Every formula on this site comes from published, peer-reviewed work. This page lists exactly what's used, where it's from, and where the estimates have limits — so you can check the math rather than trust it.
Body mass index is weight (kg) divided by height (m) squared. Adult categories follow the World Health Organization cut-offs5: under 18.5 underweight, 18.5–24.9 healthy, 25–29.9 overweight, 30 and above obese. BMI is a population screen, not a measure of body fat or individual health.
The default is the Mifflin-St Jeor equation1, chosen because a systematic review found it the most accurate predictive equation for resting metabolic rate in healthy adults without a body-fat measurement.3 The Revised Harris-Benedict equation2 is offered for comparison. Katch-McArdle4 is available when you supply a body-fat percentage, since it is based on lean body mass and can be more accurate for atypical body composition.
Total daily energy expenditure is BMR multiplied by a standard activity factor (1.2 sedentary to 1.9 very active). The component breakdown splits TDEE into BMR, non-exercise activity (NEAT), exercise activity (EAT), and the thermic effect of food (TEF). TEF is estimated from macronutrients — protein has the highest thermic effect, then carbohydrate, then fat.6 The NEAT/EAT split is an illustrative estimate, not a measurement.

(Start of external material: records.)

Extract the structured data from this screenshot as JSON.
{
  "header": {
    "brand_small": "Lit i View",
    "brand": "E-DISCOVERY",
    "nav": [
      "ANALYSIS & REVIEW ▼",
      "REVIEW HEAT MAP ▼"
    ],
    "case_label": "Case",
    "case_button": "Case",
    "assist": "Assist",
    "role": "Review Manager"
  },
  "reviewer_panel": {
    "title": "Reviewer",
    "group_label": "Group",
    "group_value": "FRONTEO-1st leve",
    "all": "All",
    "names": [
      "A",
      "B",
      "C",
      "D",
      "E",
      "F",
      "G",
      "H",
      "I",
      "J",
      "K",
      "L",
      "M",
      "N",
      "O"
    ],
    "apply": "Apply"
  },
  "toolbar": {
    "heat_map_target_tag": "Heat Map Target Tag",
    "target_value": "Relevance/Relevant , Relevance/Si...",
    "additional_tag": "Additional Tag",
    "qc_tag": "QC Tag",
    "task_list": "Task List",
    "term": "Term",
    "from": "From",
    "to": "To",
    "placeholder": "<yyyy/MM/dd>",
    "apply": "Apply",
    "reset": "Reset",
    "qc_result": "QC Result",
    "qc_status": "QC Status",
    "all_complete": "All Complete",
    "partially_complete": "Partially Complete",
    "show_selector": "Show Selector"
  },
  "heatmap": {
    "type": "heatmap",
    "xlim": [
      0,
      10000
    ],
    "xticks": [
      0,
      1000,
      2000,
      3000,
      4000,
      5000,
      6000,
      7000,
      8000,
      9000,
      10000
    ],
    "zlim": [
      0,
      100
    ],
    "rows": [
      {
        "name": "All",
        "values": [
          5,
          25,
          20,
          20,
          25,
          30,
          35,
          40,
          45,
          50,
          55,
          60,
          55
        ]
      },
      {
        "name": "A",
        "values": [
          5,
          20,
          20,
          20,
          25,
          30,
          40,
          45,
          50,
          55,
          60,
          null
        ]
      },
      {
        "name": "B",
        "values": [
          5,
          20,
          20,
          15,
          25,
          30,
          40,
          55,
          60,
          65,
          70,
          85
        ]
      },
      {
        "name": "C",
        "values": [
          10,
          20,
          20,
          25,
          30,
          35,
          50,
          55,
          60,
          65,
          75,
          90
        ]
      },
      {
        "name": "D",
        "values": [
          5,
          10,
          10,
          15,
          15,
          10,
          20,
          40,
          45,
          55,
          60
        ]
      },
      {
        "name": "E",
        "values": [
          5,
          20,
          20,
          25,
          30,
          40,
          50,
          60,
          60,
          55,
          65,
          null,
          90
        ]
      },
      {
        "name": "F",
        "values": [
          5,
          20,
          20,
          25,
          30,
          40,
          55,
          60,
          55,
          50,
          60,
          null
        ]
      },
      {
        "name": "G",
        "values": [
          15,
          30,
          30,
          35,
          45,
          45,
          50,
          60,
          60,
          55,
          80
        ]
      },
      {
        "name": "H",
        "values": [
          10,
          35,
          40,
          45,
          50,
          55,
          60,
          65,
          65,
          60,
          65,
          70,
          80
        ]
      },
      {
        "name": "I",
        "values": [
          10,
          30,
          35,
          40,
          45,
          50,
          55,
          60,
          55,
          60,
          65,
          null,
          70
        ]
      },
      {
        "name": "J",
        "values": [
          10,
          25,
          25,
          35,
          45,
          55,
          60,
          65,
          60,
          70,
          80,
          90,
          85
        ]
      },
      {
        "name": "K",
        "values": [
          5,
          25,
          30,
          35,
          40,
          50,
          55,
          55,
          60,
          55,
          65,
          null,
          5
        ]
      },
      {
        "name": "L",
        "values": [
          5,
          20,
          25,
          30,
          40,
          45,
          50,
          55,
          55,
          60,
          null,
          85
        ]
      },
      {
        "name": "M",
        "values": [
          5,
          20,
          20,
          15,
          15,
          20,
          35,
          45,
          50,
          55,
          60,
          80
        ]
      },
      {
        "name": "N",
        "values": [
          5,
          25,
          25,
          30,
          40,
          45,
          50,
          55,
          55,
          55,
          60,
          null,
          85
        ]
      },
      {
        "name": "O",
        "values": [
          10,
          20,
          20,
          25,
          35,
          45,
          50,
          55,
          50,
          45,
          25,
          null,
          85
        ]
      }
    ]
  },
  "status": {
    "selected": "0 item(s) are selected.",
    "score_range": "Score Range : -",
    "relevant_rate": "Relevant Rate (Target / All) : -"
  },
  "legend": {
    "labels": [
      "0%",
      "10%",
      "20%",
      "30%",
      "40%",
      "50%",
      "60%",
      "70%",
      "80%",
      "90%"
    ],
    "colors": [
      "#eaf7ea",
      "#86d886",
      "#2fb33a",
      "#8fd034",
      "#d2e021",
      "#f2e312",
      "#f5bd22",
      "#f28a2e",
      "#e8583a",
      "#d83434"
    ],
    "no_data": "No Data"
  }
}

Weight-loss and gain targets apply a deficit or surplus to TDEE, using the approximation of roughly 7,700 kcal per kilogram of body weight. This rule is a useful planning heuristic, not a fixed law — real energy balance is more dynamic.8 The planner recomputes BMR and TDEE every week as your weight changes, and never sets a weight-loss target below your BMR.
The planner can optionally model adaptive thermogenesis — the additional fall in metabolic rate during sustained dieting, beyond what weight loss alone predicts.7 We cap this at a modest 8% and ramp it in over weeks, because the effect is real but commonly overstated; the evidence puts it in the range of roughly 100–150 kcal for a typical dieter, not enough to erase a sensible deficit.
Every output here is an estimate. Predictive equations approximate; individual metabolism varies with genetics, hormones, sleep, and measurement error in how accurately food and activity are tracked. Use these numbers as a starting point, track what actually happens, and adjust — which is exactly what the tracker is for. None of this is medical advice.